Why Joe Biden’s 2020 message is so radical


Coverage of 2020 race revolves around Joe Biden

“With Trump gone you’re going to begin to see things change. Because these folks know better. They know this isn’t what they’re supposed to be doing.”

That is, without any exaggeration, a radical view from the man who polling suggests is the front-runner to be the party’s nominee against Trump in November 2020.

Why? Because the commonly held view among liberals, who compose the base of the Democratic Party, is that Trump is not an anomaly or a virus within the broader Republican Party, he is the Republican Party. That attempts, like Biden’s, to say Trump is “other” than the GOP lessens the party’s culpability on its capitulation to the darker forces at work in the President’s message and the party he represents.

It’s not the first time Biden has voiced this Trump-is-terrible-but-Republicans-are-OK sentiment.  

In March in Omaha, Nebraska, Biden was talking about the icy reception Vice President Mike Pence had received at a security conference in Germany in February. “The fact of the matter is it was followed on by a guy who’s a decent guy, our vice president, who stood before this group of allies and leaders and said, ‘I’m here on behalf of President Trump,’ and there was dead silence,” Biden said. “Dead silence.”
The implication was clear. Pence is a fine guy but has been tainted — on the world stage — by his association with Trump. Liberals were very unhappy with Biden’s characterization of Pence as a “decent guy,” considering his views on LGBT rights. (The former vice president sought to clarify that he was talking only about Pence’s foreign policy record.)

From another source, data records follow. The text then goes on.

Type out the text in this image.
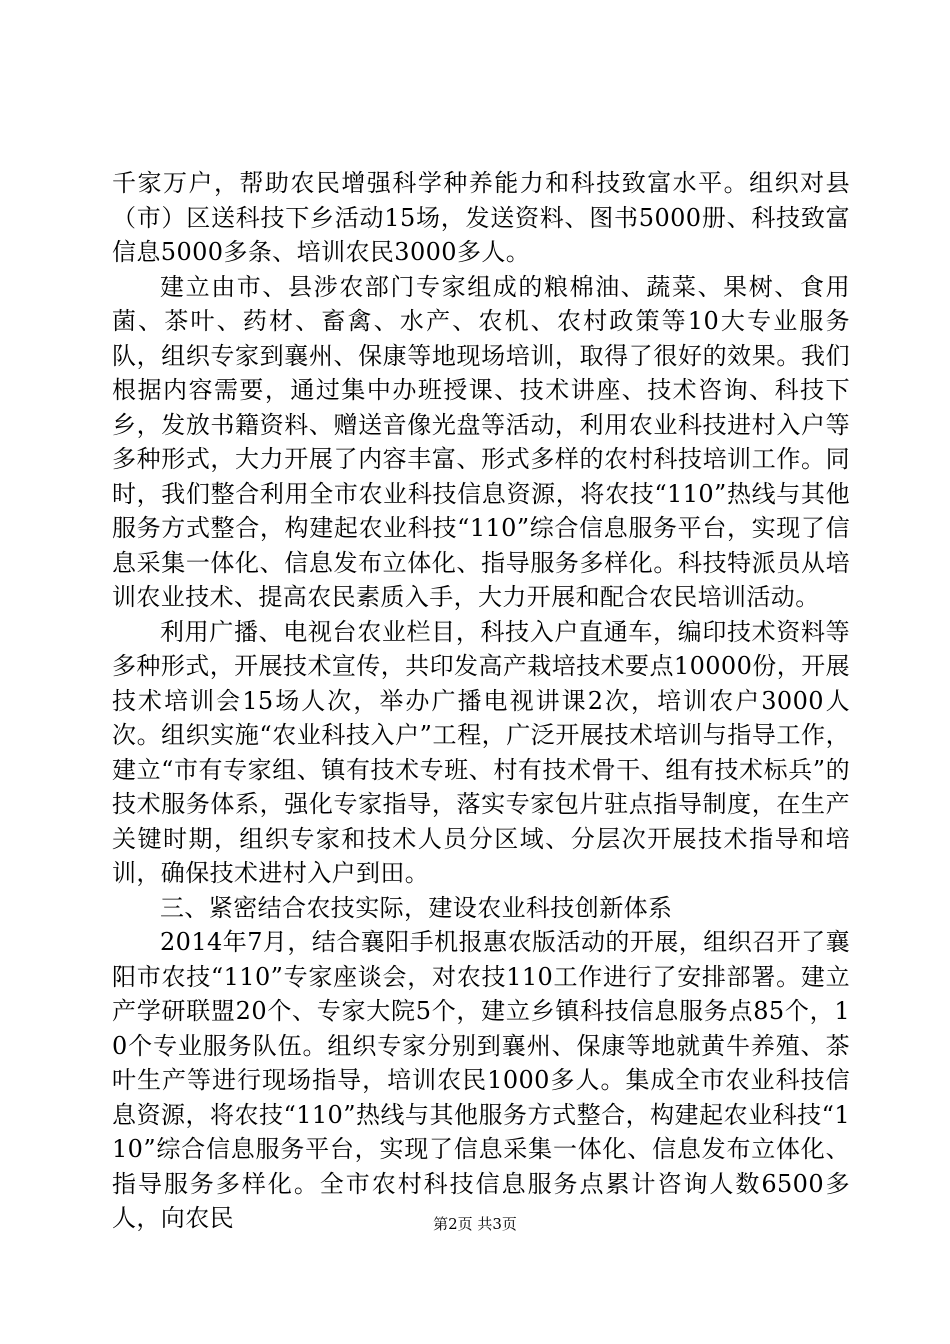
千家万户，帮助农民增强科学种养能力和科技致富水平。组织对县（市）区送科技下乡活动15场，发送资料、图书5000册、科技致富信息5000多条、培训农民3000多人。

建立由市、县涉农部门专家组成的粮棉油、蔬菜、果树、食用菌、茶叶、药材、畜禽、水产、农机、农村政策等10大专业服务队，组织专家到襄州、保康等地现场培训，取得了很好的效果。我们根据内容需要，通过集中办班授课、技术讲座、技术咨询、科技下乡，发放书籍资料、赠送音像光盘等活动，利用农业科技进村入户等多种形式，大力开展了内容丰富、形式多样的农村科技培训工作。同时，我们整合利用全市农业科技信息资源，将农技“110”热线与其他服务方式整合，构建起农业科技“110”综合信息服务平台，实现了信息采集一体化、信息发布立体化、指导服务多样化。科技特派员从培训农业技术、提高农民素质入手，大力开展和配合农民培训活动。

利用广播、电视台农业栏目，科技入户直通车，编印技术资料等多种形式，开展技术宣传，共印发高产栽培技术要点10000份，开展技术培训会15场人次，举办广播电视讲课2次，培训农户3000人次。组织实施“农业科技入户”工程，广泛开展技术培训与指导工作，建立“市有专家组、镇有技术专班、村有技术骨干、组有技术标兵”的技术服务体系，强化专家指导，落实专家包片驻点指导制度，在生产关键时期，组织专家和技术人员分区域、分层次开展技术指导和培训，确保技术进村入户到田。

三、紧密结合农技实际，建设农业科技创新体系

2014年7月，结合襄阳手机报惠农版活动的开展，组织召开了襄阳市农技“110”专家座谈会，对农技110工作进行了安排部署。建立产学研联盟20个、专家大院5个，建立乡镇科技信息服务点85个，10个专业服务队伍。组织专家分别到襄州、保康等地就黄牛养殖、茶叶生产等进行现场指导，培训农民1000多人。集成全市农业科技信息资源，将农技“110”热线与其他服务方式整合，构建起农业科技“110”综合信息服务平台，实现了信息采集一体化、信息发布立体化、指导服务多样化。全市农村科技信息服务点累计咨询人数6500多人，向农民	第2页 共3页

That tone and approach from Biden may be what distinguishes him most clearly from the other top-tier candidates running against him for the Democratic nomination. From Bernie Sanders to Elizabeth Warren to Kamala Harris, each of them sees Trump less as something that has infected the GOP than as the symptom of a party that has been sick for a long time.

“[Mitch McConnell] doesn’t want us to consider the mountain of evidence against the President,” Warren said from the floor of the Senate last month. “That is wrong. He and his colleagues have moved to protect the President instead of defending the Constitution.” 

The Point: Biden is marching to the message of a very different drummer here. His pitch is that with Trump gone, things — and Republicans — will return to “normal.” Will that sell in today’s mad-as-hell-and-not-going-to-take-it-anymore Democratic Party?